Taxchan lays down. "Then, I will make another option," he says, and his enormous gut begins to tremble. He bellows in his echoing, honking voice before collapsing in a pile of dead meat.
There is a tearing sound, and the iguanodon's broad, round side trembles. From within the beast’s belly some emerges - first a claw
- then a scaled hand, and a feathered wrist
- then a blood-smeared muzzle
- then horrible and black-and-red: an orange-eyed fury of claws, entrails, and teeth. It is covered in coarse feathers and fine scales, and it is dripping in blood. It bursts from the carcass and lands on its toes, holding its foreclaws at its side like a bird would hold its wing. It leaps forward like a giant chickadee - "To the underworld with you!" - and is upon the Golem in an instant. It slashes at him with the wicked, sickle-like knives on its feet, shreds him with its taloned hands, tears out chunks of protoplasmic flesh with its rows of sharp, reptilian teeth. Taxchan has decided: Insane or evil, it will die.
The Golem sighs, apparently unfeeling. It tries to speak, “As you wi-” before the front of its face and it teeth (made from unassuming little stones) is torn off and flung away. As its throat is ripped out, bits of goo fling in every direction. Taxchan swallows it like a terrible robin downing a most gruesome worm. When the strange traveler has been pulled to ribbons, Taxchan calms and feeds. First he swallows blue and green chunks of the Golem’s body, but finding protoplasm and ferns not to-his-taste, he turns to the dead iguanodon.
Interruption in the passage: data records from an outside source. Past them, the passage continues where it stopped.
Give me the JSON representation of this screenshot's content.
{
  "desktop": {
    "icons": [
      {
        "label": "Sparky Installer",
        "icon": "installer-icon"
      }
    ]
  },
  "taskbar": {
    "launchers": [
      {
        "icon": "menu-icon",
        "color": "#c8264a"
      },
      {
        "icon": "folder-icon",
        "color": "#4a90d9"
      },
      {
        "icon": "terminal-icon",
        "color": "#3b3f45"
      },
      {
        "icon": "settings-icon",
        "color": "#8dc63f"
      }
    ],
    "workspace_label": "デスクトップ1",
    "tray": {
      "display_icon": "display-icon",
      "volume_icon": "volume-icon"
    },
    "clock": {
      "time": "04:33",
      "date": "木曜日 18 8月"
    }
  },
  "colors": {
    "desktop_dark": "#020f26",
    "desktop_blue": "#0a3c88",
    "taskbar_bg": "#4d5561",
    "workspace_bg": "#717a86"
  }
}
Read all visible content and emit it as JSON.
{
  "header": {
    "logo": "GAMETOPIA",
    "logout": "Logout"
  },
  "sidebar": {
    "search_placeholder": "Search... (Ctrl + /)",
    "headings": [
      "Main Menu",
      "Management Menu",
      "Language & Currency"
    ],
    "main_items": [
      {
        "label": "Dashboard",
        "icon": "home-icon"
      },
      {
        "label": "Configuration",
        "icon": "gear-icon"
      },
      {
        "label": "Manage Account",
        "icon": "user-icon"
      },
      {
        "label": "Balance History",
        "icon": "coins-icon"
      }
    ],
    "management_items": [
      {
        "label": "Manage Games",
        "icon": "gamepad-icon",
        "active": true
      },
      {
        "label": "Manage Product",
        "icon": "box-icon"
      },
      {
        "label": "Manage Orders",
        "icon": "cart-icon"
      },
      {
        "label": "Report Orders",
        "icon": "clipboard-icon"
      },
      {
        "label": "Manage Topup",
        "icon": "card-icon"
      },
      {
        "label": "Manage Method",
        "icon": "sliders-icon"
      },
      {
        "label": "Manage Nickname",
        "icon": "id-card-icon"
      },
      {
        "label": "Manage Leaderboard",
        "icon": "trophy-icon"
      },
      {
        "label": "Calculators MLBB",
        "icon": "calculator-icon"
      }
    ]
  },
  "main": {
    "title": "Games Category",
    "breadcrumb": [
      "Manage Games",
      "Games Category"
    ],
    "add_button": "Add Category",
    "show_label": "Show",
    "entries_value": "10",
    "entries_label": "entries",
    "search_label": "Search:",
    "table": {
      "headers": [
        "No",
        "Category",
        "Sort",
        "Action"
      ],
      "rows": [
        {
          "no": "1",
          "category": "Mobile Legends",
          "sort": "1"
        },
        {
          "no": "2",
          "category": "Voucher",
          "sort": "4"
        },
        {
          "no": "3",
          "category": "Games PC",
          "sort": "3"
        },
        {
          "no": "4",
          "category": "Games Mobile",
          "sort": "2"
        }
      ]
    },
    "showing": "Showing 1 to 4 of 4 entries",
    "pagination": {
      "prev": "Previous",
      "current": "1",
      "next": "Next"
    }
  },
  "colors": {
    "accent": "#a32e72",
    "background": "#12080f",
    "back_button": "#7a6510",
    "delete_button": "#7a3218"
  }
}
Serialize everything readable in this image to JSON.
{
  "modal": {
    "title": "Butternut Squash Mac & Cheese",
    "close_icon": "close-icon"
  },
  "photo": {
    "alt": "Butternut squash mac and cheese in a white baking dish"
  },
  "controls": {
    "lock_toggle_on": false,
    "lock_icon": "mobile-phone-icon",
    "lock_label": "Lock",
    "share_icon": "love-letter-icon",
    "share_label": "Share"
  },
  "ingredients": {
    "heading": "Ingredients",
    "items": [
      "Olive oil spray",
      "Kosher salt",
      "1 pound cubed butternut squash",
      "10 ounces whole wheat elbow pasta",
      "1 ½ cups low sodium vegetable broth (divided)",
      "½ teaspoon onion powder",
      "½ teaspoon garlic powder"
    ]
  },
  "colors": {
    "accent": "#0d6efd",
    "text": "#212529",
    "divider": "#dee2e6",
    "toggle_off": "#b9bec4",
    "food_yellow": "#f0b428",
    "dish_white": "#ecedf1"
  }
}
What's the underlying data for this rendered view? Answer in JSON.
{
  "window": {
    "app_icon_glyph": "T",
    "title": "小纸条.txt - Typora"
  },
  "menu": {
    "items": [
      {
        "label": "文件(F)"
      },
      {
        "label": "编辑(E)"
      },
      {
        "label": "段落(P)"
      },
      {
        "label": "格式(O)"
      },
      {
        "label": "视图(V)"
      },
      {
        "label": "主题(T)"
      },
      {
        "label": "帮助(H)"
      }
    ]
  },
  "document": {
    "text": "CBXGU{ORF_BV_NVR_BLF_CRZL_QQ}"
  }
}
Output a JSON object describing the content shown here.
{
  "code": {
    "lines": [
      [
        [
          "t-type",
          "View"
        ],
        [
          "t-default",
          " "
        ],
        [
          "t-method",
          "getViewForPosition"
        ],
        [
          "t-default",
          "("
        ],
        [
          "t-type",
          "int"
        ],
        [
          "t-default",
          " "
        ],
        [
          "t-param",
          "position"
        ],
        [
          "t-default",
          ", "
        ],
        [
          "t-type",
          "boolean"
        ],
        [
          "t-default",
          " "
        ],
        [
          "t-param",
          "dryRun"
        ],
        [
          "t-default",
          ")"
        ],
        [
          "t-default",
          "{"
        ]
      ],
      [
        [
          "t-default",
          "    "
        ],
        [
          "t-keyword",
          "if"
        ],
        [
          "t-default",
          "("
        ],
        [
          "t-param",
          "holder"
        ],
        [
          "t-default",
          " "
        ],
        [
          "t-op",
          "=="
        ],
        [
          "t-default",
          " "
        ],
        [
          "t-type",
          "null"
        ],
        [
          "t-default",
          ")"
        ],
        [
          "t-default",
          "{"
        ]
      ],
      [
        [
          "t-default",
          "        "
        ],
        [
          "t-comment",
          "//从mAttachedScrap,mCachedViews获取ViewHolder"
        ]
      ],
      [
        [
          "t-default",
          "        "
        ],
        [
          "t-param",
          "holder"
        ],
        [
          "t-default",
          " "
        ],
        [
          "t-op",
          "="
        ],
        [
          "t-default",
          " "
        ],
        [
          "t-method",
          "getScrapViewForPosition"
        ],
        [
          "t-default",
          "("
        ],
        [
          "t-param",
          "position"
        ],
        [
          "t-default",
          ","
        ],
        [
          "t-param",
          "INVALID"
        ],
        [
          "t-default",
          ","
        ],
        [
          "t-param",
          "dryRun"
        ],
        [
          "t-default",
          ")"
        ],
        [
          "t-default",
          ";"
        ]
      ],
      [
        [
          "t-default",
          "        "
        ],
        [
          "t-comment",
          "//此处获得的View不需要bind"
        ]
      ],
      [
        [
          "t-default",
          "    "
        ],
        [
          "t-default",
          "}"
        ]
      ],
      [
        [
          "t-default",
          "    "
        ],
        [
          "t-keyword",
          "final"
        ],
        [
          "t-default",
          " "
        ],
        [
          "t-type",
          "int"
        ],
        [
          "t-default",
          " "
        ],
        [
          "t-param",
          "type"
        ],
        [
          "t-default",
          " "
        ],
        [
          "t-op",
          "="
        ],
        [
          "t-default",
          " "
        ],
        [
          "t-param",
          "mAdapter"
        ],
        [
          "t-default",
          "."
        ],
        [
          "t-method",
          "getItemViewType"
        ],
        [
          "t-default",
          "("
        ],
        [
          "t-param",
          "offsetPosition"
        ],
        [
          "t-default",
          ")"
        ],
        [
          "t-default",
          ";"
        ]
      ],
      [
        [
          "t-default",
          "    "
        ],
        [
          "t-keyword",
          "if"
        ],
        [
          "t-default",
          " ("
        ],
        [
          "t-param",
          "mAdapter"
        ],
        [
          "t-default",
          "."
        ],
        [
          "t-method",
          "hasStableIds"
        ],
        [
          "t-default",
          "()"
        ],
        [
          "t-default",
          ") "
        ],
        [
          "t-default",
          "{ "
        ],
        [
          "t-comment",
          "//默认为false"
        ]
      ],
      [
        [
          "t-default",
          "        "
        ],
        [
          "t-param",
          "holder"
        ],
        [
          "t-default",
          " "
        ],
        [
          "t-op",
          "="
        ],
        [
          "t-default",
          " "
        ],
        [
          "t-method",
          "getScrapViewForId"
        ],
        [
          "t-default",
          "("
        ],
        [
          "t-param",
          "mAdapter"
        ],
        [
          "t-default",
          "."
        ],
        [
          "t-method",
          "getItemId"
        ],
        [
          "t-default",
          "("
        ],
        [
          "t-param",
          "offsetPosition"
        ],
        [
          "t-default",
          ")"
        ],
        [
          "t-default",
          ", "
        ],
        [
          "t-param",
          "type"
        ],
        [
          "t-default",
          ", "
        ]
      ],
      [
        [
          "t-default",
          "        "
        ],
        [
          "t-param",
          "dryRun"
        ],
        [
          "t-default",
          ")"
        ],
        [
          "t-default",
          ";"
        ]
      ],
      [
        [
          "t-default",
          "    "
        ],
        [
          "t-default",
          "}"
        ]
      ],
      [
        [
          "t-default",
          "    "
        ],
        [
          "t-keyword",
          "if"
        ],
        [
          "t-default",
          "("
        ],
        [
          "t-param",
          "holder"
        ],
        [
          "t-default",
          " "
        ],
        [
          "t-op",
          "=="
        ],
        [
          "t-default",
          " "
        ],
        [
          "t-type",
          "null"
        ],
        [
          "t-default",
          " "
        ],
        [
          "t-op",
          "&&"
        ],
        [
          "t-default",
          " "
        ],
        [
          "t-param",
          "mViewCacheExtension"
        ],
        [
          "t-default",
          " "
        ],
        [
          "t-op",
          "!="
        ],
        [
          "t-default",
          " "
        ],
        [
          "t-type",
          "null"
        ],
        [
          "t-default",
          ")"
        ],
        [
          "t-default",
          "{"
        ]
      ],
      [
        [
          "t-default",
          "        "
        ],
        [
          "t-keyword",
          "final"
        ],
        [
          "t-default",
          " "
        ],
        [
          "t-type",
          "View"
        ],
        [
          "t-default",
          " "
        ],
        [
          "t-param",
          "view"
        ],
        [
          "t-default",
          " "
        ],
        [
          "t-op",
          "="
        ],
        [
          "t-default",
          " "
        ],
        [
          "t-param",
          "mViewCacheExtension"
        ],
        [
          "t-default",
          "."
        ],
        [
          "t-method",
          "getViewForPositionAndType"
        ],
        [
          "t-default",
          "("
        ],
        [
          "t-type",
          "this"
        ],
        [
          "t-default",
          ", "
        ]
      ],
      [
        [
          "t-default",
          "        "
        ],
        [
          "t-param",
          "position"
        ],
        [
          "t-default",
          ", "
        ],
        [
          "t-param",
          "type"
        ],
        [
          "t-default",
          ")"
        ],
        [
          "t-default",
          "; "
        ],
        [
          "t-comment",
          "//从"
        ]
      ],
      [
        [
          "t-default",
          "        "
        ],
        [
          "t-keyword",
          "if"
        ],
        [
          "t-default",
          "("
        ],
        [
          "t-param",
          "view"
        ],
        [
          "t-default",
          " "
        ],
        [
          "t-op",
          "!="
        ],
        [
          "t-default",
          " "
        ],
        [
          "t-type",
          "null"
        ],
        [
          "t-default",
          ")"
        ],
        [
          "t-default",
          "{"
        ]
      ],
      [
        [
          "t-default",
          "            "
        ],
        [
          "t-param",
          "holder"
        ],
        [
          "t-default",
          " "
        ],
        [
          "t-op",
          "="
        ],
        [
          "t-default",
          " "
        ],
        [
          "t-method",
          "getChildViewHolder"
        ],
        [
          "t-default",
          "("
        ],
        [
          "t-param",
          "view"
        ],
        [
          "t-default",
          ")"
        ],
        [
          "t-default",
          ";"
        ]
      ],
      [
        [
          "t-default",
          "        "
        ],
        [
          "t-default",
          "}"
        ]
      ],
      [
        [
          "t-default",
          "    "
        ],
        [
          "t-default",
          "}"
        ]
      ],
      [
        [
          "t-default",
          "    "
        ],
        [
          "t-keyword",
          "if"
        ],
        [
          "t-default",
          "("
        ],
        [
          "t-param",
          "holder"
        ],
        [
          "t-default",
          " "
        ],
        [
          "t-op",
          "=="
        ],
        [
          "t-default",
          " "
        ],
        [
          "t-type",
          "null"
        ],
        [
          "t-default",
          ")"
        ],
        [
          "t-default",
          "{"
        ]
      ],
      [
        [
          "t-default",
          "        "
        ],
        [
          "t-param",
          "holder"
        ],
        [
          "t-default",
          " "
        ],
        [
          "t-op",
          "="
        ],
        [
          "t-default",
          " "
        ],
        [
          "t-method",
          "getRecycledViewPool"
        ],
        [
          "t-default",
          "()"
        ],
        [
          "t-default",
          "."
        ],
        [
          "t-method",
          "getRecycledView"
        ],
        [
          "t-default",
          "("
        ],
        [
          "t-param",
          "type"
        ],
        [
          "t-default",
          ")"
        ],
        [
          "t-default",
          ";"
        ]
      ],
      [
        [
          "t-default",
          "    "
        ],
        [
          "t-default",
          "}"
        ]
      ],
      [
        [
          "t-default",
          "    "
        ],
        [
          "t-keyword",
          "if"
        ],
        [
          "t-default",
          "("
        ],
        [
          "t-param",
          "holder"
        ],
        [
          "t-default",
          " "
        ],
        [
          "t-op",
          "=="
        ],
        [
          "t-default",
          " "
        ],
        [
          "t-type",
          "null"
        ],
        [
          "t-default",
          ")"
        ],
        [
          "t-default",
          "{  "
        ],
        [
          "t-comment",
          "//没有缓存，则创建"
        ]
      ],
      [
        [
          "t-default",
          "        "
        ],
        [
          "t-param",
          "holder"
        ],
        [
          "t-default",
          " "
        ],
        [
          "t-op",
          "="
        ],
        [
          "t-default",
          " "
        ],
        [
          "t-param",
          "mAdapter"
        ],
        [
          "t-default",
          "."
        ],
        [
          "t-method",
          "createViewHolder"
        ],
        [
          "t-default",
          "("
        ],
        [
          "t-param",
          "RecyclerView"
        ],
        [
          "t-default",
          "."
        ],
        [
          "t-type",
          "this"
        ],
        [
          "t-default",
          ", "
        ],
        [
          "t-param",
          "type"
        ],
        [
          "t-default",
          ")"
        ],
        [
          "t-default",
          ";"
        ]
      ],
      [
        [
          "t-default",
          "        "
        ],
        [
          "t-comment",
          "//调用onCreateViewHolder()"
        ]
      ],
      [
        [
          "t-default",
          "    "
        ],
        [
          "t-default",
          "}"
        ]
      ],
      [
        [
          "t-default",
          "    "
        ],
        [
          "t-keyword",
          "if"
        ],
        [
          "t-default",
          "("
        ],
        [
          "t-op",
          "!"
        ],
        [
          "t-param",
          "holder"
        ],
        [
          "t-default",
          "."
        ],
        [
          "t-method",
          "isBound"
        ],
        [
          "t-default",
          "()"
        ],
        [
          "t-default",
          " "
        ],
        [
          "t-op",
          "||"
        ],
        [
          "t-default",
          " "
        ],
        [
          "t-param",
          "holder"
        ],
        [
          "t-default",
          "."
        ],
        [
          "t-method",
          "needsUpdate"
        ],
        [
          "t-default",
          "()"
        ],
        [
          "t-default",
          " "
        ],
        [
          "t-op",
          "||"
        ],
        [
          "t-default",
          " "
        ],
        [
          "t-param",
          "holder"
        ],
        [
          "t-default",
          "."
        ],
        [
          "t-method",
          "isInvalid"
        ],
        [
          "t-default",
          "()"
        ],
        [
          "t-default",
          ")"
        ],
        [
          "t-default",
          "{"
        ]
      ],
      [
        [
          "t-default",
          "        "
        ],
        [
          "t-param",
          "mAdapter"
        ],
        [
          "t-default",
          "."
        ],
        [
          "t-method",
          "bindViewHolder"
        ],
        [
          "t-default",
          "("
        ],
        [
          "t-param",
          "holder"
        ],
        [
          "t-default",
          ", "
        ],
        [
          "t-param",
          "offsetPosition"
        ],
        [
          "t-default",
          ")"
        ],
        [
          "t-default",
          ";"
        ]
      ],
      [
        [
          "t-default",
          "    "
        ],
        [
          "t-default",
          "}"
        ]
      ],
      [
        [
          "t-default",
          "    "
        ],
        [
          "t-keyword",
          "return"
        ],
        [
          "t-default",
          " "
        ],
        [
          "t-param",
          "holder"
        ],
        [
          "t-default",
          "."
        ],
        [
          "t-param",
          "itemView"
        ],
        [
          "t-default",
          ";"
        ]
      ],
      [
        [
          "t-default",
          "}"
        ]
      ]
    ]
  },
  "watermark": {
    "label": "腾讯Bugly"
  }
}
It is not long before Golem rises again, directly from the soil of Mu Merai.
"Your death dimension holds no more secrets than any of the countless others I've seen before." Its voice is muffled and indistinct, as though forced through a clothe: the soil has made for only a slightly moist mouth - it doesn't afford Golem's voice the beautiful resonant quality of fluid. "You have approximately -" he pauses as if doing math in his head "- five times longer than the period for which I was gone before your decision will be made for you."
Taxchan’s narrow, toothy muzzle is buried up to his eyes in the iguanodon when Golem arrives. He is a cracked-out prehistoric rooster; angry, clearly dangerous; he slings bits of flesh about as he draws his maw from the wound in the iguanodon’s side and leaps to face the resurrected enemy. Taxchan clucks and begins to circle.
"I understand your will to kill me," says the intruder. "But you will be unable."
The raptoran dinosaur hisses. "Truly!" Taxchan brandishes his claws. "You cannot be killed!" He leaps around Golem. "If you cannot pass through worlds –" ducks and comes up behind the Golem "– except by the point –" he puts his gory, scaled hands on the Golem's shoulders "– through which you entered . . . then I ought to keep you killed."
The orange eyes fix on where the elemental man’s navel would be. "What world is next? Now!" Taxchan's claws grip Golem and he taps the ground impatiently with the killing scythes on his feet. "Now! Answer!"
"I can see only a little from here; it is a barren universe that contains but one planet with life."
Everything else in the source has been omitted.